If you take a look around the produce section during these oh-so bleak winter months you'll notice a plethora of brightly colored citrus fruits. My personal favorite is the blood orange. These fragrant, native Mediterranean beauties are sweet, yet tangy and my kids love them because they look ghoulishly bloody.
Since I've eaten enough for ten very large people over this holiday break, I thought it would be a good time to prepare something healthy and delicious. My cupboard is always stocked with quinoa, so that was a no-brainer for the base of this salad.

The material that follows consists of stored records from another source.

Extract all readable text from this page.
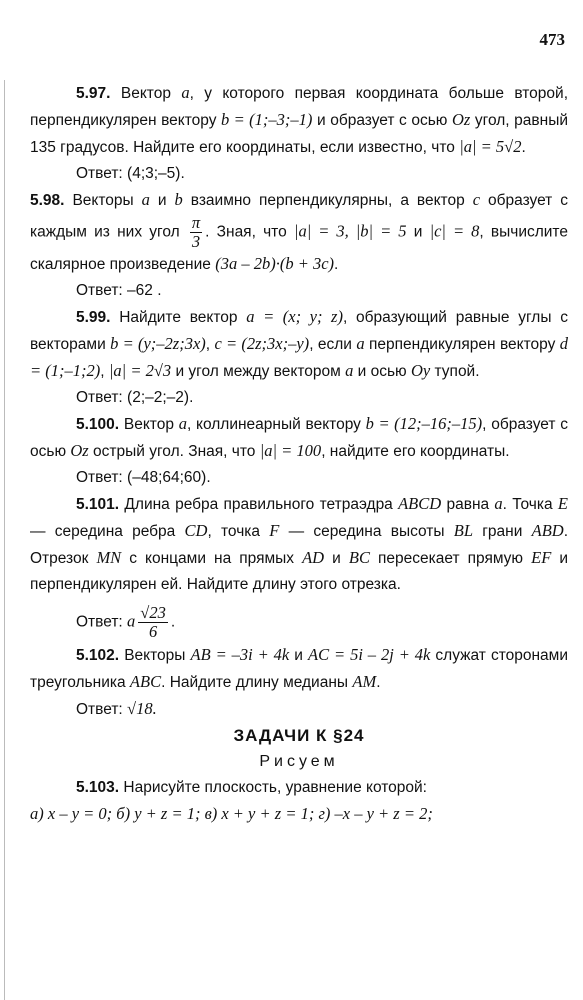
473

5.97. Вектор a, у которого первая координата больше второй, перпендикулярен вектору b = (1;–3;–1) и образует с осью Oz угол, равный 135 градусов. Найдите его координаты, если известно, что |a| = 5√2.

Ответ: (4;3;–5).

5.98. Векторы a и b взаимно перпендикулярны, а вектор c образует с каждым из них угол $\frac{\pi}{3}$ . Зная, что |a| = 3, |b| = 5 и |c| = 8, вычислите скалярное произведение (3a – 2b)·(b + 3c).

Ответ: –62 .

5.99. Найдите вектор a = (x; y; z), образующий равные углы с векторами b = (y;–2z;3x), c = (2z;3x;–y), если a перпендикулярен вектору d = (1;–1;2), |a| = 2√3 и угол между вектором a и осью Oy тупой.

Ответ: (2;–2;–2).

5.100. Вектор a, коллинеарный вектору b = (12;–16;–15), образует с осью Oz острый угол. Зная, что |a| = 100, найдите его координаты.

Ответ: (–48;64;60).

5.101. Длина ребра правильного тетраэдра ABCD равна a. Точка E — середина ребра CD, точка F — середина высоты BL грани ABD. Отрезок MN с концами на прямых AD и BC пересекает прямую EF и перпендикулярен ей. Найдите длину этого отрезка.

Ответ: a $\frac{√23}{6}$ .

5.102. Векторы AB = –3i + 4k и AC = 5i – 2j + 4k служат сторонами треугольника ABC. Найдите длину медианы AM.

Ответ: √18.

ЗАДАЧИ К §24

Рисуем

5.103. Нарисуйте плоскость, уравнение которой:

а) x – y = 0; б) y + z = 1; в) x + y + z = 1; г) –x – y + z = 2;
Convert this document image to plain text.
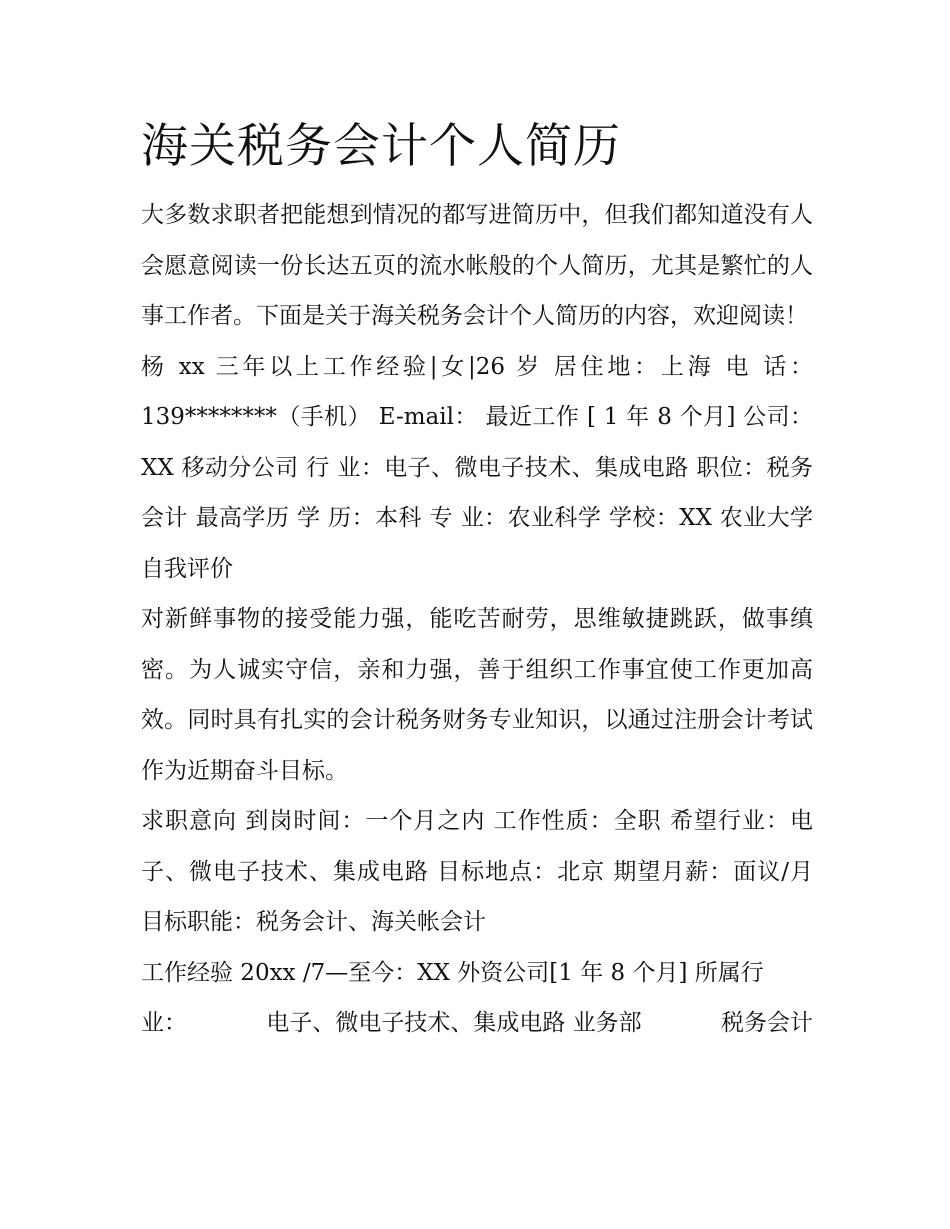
海关税务会计个人简历

大多数求职者把能想到情况的都写进简历中，但我们都知道没有人会愿意阅读一份长达五页的流水帐般的个人简历，尤其是繁忙的人事工作者。下面是关于海关税务会计个人简历的内容，欢迎阅读！

杨 xx 三年以上工作经验|女|26 岁 居住地：上海 电 话：139********（手机） E-mail： 最近工作 [ 1 年 8 个月] 公司：XX 移动分公司 行 业：电子、微电子技术、集成电路 职位：税务会计 最高学历 学 历：本科 专 业：农业科学 学校：XX 农业大学 自我评价

对新鲜事物的接受能力强，能吃苦耐劳，思维敏捷跳跃，做事缜密。为人诚实守信，亲和力强，善于组织工作事宜使工作更加高效。同时具有扎实的会计税务财务专业知识，以通过注册会计考试作为近期奋斗目标。

求职意向 到岗时间：一个月之内 工作性质：全职 希望行业：电子、微电子技术、集成电路 目标地点：北京 期望月薪：面议/月 目标职能：税务会计、海关帐会计

工作经验 20xx /7—至今：XX 外资公司[1 年 8 个月] 所属行

业：	电子、微电子技术、集成电路 业务部	税务会计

For a non-vegetarian option add some grilled chicken. And bacon...
QUINOA, BEET & BLOOD ORANGE SALAD WITH PISTACHIOS
serves 4. gluten-free, vegetarian.
- 1 1/2 cups quinoa
- 3 scallions, chopped fine
- 3 small red or yellow beets, cooked, diced into 1/2" pieces
- 2 blood oranges, supremed + one reserved for vinaigrette
- 2 oz. crumbled goat cheese
- 1/3 cup toasted pistachios, salted or unsalted - your choice
- 1 small ripe avocado, diced
- 2 cups baby arugula or any other salad green that tickles your fancy
- sea salt & pepper to taste
- 1/3 cup olive oil
- 5 TBS white balsamic vinegar
- Juice of one blood orange
Rinse quinoa under cold water in fine sieve. Transfer to pot with 2 1/2 cups of water and a pinch of salt, bring to boil. Stir, reduce heat to medium & partially cover pot. Cook for 15 minutes until water is almost absorbed. Cover and let sit for 5 minutes. Transfer to a large bowl and refrigerate.
When quinoa is almost cool, toss with vinaigrette, scallions, beets, oranges, cheese, pistachios, avocado and arugula. Season with salt and pepper to taste and serve...
Don't forget something fun for New Year's Eve. Okay, I'm a little late - New Year's Eve was last night - but who cares! How about a blood orange mimosa? Just mix your favorite chilled champagne or sparkling wine with freshly squeezed blood orange juice. They're great for brunch too - or anytime really.